Autumn is a time of high color in the Colorado Rockies. A season when the peaks of the San Juan Range, the Elk and Ragged Mountains are splashed with red and yellow hues.
Almost anywhere you go in Colorado you'll find a symphony of color from mid-September through the first week of October.For a celebration of autumn, however, you must travel to the southwestern corner of the state where 12 towns have declared a "Colorado Colorfest" in the San Juan Mountains - among them, Pagosa Springs, Ouray, Telluride, Cortez and Durango, where the festivities originated 10 years ago.
Colorfest seems to offer something for everyone: hot air balloon and hang glider rallies, art and film festivals, Indian powwows, bicycle tours and races, foot races, a culinary arts festival, canoe and kayak races.
The San Juan Range is rich in history as well as imposing scenic beauty. Before the coming of the white man, these mountains were the haunt of the Ute Indians. Spanish explorers named them, and in the late 19th century they were swarmed over by miners and prospectors in search of gold and silver.

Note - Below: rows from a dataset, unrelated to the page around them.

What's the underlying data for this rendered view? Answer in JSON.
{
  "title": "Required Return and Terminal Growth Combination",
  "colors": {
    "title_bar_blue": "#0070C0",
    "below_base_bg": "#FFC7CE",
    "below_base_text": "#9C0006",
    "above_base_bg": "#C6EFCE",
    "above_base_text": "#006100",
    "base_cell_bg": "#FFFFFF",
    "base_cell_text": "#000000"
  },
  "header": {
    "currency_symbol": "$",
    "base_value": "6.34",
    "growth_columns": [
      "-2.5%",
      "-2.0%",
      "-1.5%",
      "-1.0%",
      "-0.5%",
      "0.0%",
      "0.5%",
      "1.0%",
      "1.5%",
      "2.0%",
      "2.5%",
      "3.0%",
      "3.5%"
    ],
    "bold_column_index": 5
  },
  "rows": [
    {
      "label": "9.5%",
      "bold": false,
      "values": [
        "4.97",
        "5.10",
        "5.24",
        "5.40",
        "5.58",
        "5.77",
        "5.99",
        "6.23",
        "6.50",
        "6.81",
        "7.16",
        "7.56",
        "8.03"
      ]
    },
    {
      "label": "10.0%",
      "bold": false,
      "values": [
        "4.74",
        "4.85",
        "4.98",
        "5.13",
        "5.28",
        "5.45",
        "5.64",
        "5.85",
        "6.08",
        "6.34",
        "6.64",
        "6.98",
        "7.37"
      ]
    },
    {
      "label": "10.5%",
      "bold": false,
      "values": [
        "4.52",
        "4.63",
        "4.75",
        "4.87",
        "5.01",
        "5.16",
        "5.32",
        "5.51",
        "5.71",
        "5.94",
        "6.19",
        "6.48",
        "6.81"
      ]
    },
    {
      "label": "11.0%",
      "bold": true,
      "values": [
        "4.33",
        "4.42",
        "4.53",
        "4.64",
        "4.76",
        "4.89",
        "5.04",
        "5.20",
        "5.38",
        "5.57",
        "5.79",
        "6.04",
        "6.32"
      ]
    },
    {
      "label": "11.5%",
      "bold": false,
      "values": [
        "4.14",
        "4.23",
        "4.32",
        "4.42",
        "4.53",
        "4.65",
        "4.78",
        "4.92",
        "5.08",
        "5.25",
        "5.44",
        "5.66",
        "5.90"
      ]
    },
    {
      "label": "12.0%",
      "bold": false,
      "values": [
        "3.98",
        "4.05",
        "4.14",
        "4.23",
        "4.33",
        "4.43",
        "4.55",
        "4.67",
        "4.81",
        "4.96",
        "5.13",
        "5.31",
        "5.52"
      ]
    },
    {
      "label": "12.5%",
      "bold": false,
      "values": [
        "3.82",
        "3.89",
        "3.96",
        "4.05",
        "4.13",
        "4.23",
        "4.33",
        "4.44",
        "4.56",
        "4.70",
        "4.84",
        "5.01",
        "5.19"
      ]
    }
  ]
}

Three peaks - Sneffels, Uncompahgre, (Ute for red water spring), and Whetterhorn - are over 14,000 feet, with countless lesser peaks enfolding glaciated basins and small sparkling lakes.
The area's highest passes, Molas and Red Mountain, are above 10,000 feet, whereby U.S. 550 threads its way 43 miles between Durango and Ouray.
The last 23 miles of this road, north of the historic mining town of Silverton, is the so-called Million Dollar Highway, built according to legend with gold- and silver-laced tailings.
It is this daunting route that challenges cyclists the third week in September during a three-day tour of the San Juans, with overnight stops at the resort towns of Ouray and Telluride.
For the fat-tire devotee, there is the Pagosa Springs Mountain Bike Race, or the Telluride Mountain Bike Classic. Both events are held in mid-September, as is Telluride's Hang Gliding Festival whereby onlookers thrill to aerial acrobatics. Silverton hosts the Deer Park Hill Climb, a mountain run of 3,000 vertical feet over four miles.
Less exhausting: Durango's Western Arts and Film Festival, held the second week in October.
While Colorfest is a nice touch, you needn't structure your tour around it. The splash of autumn color across the San Juan Range can be reward enough.
An option for those with time to spare is a 175-mile loop drive, angling north from Durango by way of Silverton, Ouray and Ridgway, thence west across the Dallas Divide (with sweeping views of the San Juan Mountains) to the junction with State 145 at Placerville.
Turning south at Placerville on Colorado 145, you follow the San Miguel River to Telluride, crossing Lizard Head Pass at 10,122 feet. Beyond the pass the highway makes its descent through strands of spruce and aspen to the canyon of the Delores River. Return to Durango by way of Delores and Mancos.
It is much the same route followed by the old Rio Grande Southern narrow gauge railroad. Remnants of the roadbed are yet visible along precipitous mountains and in the depths of forbidding canyons.
From 1931-50 the Galloping Goose, half-train, half-car, plied this line, hauling both passengers and freight. The ride over Lizard Head Pass was described by one passenger as akin to going over Niagara Falls in a barrel. One of these hybrid contraptions can be seen in Telluride, another at Delores.
The loop can be driven in a day, although two, or even three days are best, for there is plenty to see and do.
Back country jeeping on old mining roads, hiking, backpacking, mountain biking, fishing, camping in the national forests, are among the options. The resorts offer ballooning, horseback riding, chairlift rides, and for those so inclined, there are a plethora of shops and galleries in which to browse.
For many, a ride on the Durango and Silverton narrow gauge line is the high point of a San Juan Mountain tour. Two trains are scheduled through Sept. 30 and one train through the end of November, departing daily from Durango.
In the autumn, the 45-mile, four-hour ride through the impressive gorge of the Animas River is enhanced by nature's palette of colors. During the busy autumn months the trains disgorge upwards of 1,000 passengers daily in Silverton.
With only two hours to spend, most engage in a frantic souvenir hunting spree, or head for the nearest restaurant. Silverton is best savored after the trains leave, although at night the town has a reputation for rolling up its boardwalks.
A better choice for overnight lodging is Ouray, the self-styled Switzerland of America and famous for its mineral baths, or Telluride, a one-time mining camp turned ski resort, where there is rarely a dull moment. Saturday night at the Fly Me to the Moon Saloon - the place really jumps. Good eating and first-rate accommodations in both towns. Reservations are a must.